Sadie Gennis claims that “no one’s safe” in the new “Veronica Mars” movie debuting this Friday. It is just one of her eight warnings/clues about what to expect in the reboot of the TV series. She says that with car crashes, gunshots, and electrocution, “everyone’s at risk and no one’s above suspicion.” With Kristen Bell as the title character, she has moved on from her days as a teen detective to become a New York lawyer. Other hints about what to expect: Veronica is still her own worst enemy, the plot is all the fault of actor Adam Scott from season one, and be sure to stay for the credits for “the cherry on top of the marshmallow.” TV Guide.
Is Charlie Sheen up to his old ways? Recent absences from shooting the FX comedy series “Anger Management” are said to “have angered his co-stars.” One source says the cast “is threatening to stop working if the absences persist.” His previous long-time CBS comedy “Two and a Half Men” fired him during absences due to substance abuse and other issues. His publicist states that he will return to the set for production early this week.

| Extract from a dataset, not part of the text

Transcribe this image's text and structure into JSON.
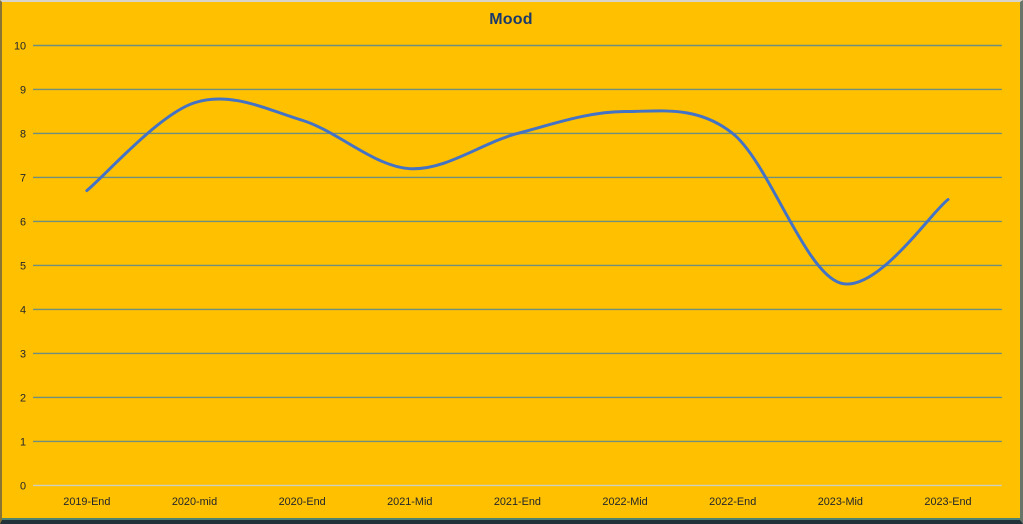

Hollywood Reporter.
Screenwriter John Ridley regrets not thanking his “12 Years a Slave” director Steve McQueen while accepting an Oscar last week. He says, “You know, the guy changed my life. At the Oscars you have 30 seconds to talk and it’s like the oxygen drops out of the room.” His bigger regret is not explaining another thanks he did give from the stage. He spoke of a script coordinator named Gayle who gave him early support many years ago but did not tell people that she became his wife and was in the audience. Entertainment Weekly.
Could the next award on the mantle of Alfonso Cuaron be an Emmy? He won two Oscars last week for “Gravity” (directing and editing) and helms the premiere episode of the new drama “Believe.” The show about the powers of telekinesis, levitation, and clairvoyance debuts on NBC Monday before moving to a regular slot on Sundays. Cuaron excutive produces along with J.J. Abrams (“Lost,” “Star Trek” films). Last year’s drama directing Emmy went to a feature film helmer, David Fincher (“House of Cards“). USA Today.

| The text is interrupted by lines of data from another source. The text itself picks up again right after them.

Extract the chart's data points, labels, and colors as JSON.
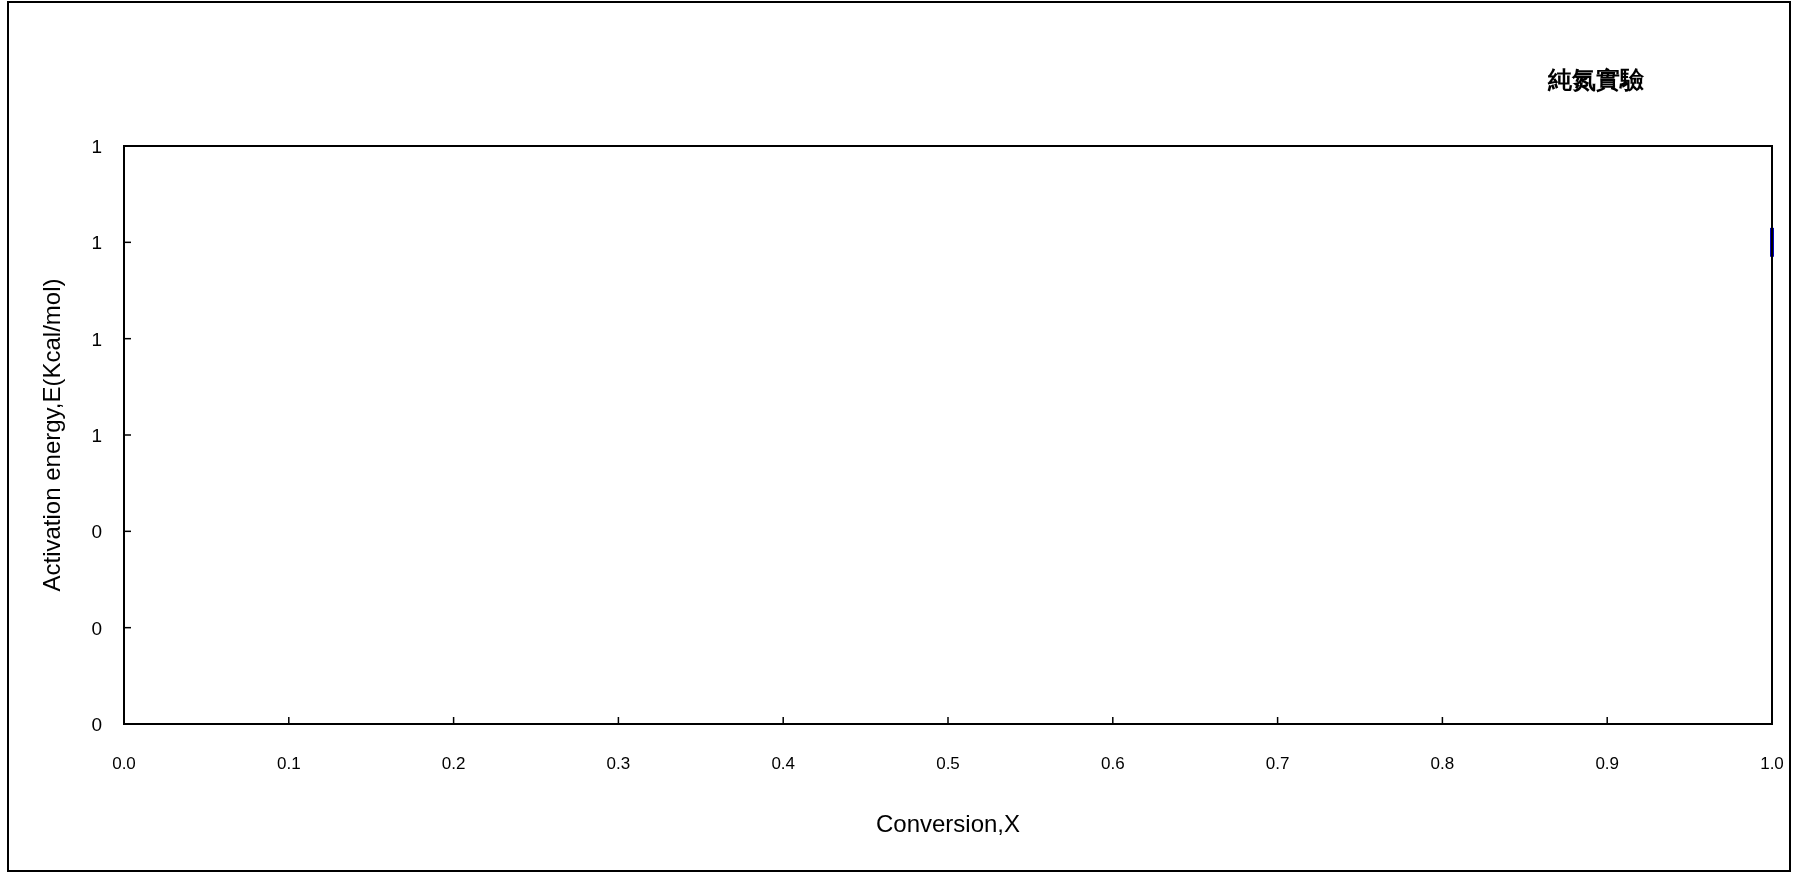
{
  "chart_data": {
    "type": "line",
    "title": "純氮實驗",
    "xlabel": "Conversion,X",
    "ylabel": "Activation energy,E(Kcal/mol)",
    "series": [
      {
        "color": "#0000c0",
        "x": [
          1.0,
          1.0
        ],
        "values": [
          1.03,
          0.97
        ]
      }
    ],
    "xlim": [
      0,
      1
    ],
    "xticks": [
      {
        "value": 0,
        "label": "0.0"
      },
      {
        "value": 0.1,
        "label": "0.1"
      },
      {
        "value": 0.2,
        "label": "0.2"
      },
      {
        "value": 0.3,
        "label": "0.3"
      },
      {
        "value": 0.4,
        "label": "0.4"
      },
      {
        "value": 0.5,
        "label": "0.5"
      },
      {
        "value": 0.6,
        "label": "0.6"
      },
      {
        "value": 0.7,
        "label": "0.7"
      },
      {
        "value": 0.8,
        "label": "0.8"
      },
      {
        "value": 0.9,
        "label": "0.9"
      },
      {
        "value": 1.0,
        "label": "1.0"
      }
    ],
    "ylim": [
      0,
      1.2
    ],
    "yticks": [
      {
        "value": 0,
        "label": "0"
      },
      {
        "value": 0.2,
        "label": "0"
      },
      {
        "value": 0.4,
        "label": "0"
      },
      {
        "value": 0.6,
        "label": "1"
      },
      {
        "value": 0.8,
        "label": "1"
      },
      {
        "value": 1.0,
        "label": "1"
      },
      {
        "value": 1.2,
        "label": "1"
      }
    ],
    "line_style": "solid"
  }
}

The sequel “300: Rise of an Empire” opens to a huge $45 million, even without the return of star Gerard Butler and director Zack Snyder. Another strong debut is the animated “Mr. Peabody and Sherman,” which brought in $32.5 million. The Liam Neeson action film “Non-Stop” falls to third place with $15.4 million (overall cume of $52.1 million). Thompson on Hollywood.

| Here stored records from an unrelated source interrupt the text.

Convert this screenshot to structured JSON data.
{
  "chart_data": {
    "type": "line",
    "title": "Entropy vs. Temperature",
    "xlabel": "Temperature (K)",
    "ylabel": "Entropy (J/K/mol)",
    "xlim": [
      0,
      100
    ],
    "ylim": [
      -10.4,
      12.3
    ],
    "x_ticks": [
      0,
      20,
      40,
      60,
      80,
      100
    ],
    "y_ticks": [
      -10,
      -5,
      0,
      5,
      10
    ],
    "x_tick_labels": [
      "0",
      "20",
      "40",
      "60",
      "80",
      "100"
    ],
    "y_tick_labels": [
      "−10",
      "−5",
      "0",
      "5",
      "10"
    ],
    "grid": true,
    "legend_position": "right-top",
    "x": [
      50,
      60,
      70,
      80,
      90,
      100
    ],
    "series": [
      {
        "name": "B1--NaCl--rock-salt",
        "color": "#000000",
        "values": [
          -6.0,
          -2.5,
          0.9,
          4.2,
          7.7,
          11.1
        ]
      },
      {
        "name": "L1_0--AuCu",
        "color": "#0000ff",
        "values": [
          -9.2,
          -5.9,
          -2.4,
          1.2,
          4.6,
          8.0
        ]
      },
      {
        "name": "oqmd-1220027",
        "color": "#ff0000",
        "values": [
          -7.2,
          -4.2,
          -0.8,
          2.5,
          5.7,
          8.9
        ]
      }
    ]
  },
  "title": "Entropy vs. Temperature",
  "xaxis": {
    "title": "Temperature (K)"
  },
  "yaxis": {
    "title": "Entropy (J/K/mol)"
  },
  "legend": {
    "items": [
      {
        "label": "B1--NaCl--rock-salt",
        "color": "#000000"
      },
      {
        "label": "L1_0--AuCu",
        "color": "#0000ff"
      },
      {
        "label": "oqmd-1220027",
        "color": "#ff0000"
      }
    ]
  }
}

Among the specialty and independent films this weekend, “The Grand Budapest Hotel” (Wes Anderson) checks in with a record per-screen average. It earned a “stunning” $200,000 per screen average in a total of four theaters in New York and Los Angeles. The previous record was “The Master” (Paul Thomas Anderson) in 2012 with a $142,262 per screen average. Fox Searchlight officials hope this will become Anderson’s biggest film, after 2001’s “The Royal Tenenbaums” with its total domestic take of $52.36 million. Deadline.
The Fox network renews four shows it calls its “core assets within our 2014-15 portfolio of content.” Comedies “Brooklyn Nine-Nine,” “The Mindy Project,” and “New Girl” will all return in the fall for new seasons. The Kevin Bacon drama “The Following” will be back again next January. The network had already renewed “Bones,” “Glee,” and “Sleepy Hollow” weeks ago. Vulture.
“Saturday Night Live” will welcome back Louis C.K. as its guest host on March 29. It will be his second time at the helm after his previous gig in November, 2012 earned him an Emmy nomination as Best Comedy Guest Actor. No musical guest is announced yet for this episode. TV Line.